In folgenden Fällen kann eine Testung erwogen werden:
1. Auftreten eines bilateralen lobulären Mammakarzinoms vor dem 50. Lebensjahr oder bei Auftreten von mindestens zwei lobulären Mammakarzinomen in der Familie vor dem 50. Lebensjahr.
2. In der Eigen- oder Familienanamnese liegen eine Lippen- / Kiefergaumenspalte und ein diffuses Magenkarzinom vor.
3. Histologischer Nachweis eines in situ- Siegelringkarzinoms und / oder einer pagetoiden Ausbreitung von Siegelringzellen. Diese histopathologischen Befunde treten praktisch nie bei sporadischen Fällen auf (Leitlinie 2019).
Vorkommen
Von den Patienten, die an einem Magenkarzinom erkranken, liegt lediglich bei 1 – 3 % eine Keimbahnmutation vor (Leitlinie 2019).

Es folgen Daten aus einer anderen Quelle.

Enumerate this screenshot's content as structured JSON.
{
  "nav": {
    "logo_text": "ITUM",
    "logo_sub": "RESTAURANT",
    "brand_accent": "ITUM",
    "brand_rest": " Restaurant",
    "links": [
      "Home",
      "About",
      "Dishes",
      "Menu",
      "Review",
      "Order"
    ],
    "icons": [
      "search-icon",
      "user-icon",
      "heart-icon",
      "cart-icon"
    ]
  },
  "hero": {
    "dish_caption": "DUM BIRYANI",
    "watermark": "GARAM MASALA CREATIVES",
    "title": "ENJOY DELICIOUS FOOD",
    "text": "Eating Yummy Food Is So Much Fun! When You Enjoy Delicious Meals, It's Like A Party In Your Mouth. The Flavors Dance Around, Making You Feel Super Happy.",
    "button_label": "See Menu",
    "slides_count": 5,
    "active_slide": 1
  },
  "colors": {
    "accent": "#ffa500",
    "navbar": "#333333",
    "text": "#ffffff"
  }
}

Die Inzidenz des HDGC liegt bei 5 / 100.000 Lebendgeburten. Die Verteilung weltweit ist unterschiedlich, so sind z. B. Portugal und Italien Länder mit einer hohen Inzidenz, Länder mit niedriger Inzidenz sind z. B. Großbritannien und USA (Treese 2021).
Ätiologie
- Bei 25 – 50 % findet sich eine Mutation des E- Cadherin- Gens, die sog. CDH1- Mutation (Herold 2022)
- Nur selten besteht eine Mutation im CTNNA1- Gen (Treese 2021).
Träger des Gendefektes haben ein bis zu 80fach erhöhtes Risiko, an einem Magenkarzinom zu erkranken (Hüneburg 2014).
Es besteht ein autosomal dominanter Erbgang mit Penetranz für das Auftreten eines Magenkarzinoms bei Frauen in 56 % und bei Männern in 70 % (Treese 2021).
Pathophysiologie
Das diffuse Magenkarzinom wächst i. d. R. nicht in das Lumen, es infiltriert vielmehr frühzeitig die Magenwand. Man findet unterhalb des nichtneoplastischen Epithels einzelne, mitunter auch als Nester angeordnete Siegelringzellen. Diese entwickeln sich bevorzugt im Fundus und Korpus (Hollstein 2022).
Manifestation
Das Manifestationsalter eines HDGC ist variabel. Zwar sind Einzelfälle vor dem 18. Lebensjahr beschrieben worden, aber das Risiko gilt als äußerst gering (Leitlinien 2019).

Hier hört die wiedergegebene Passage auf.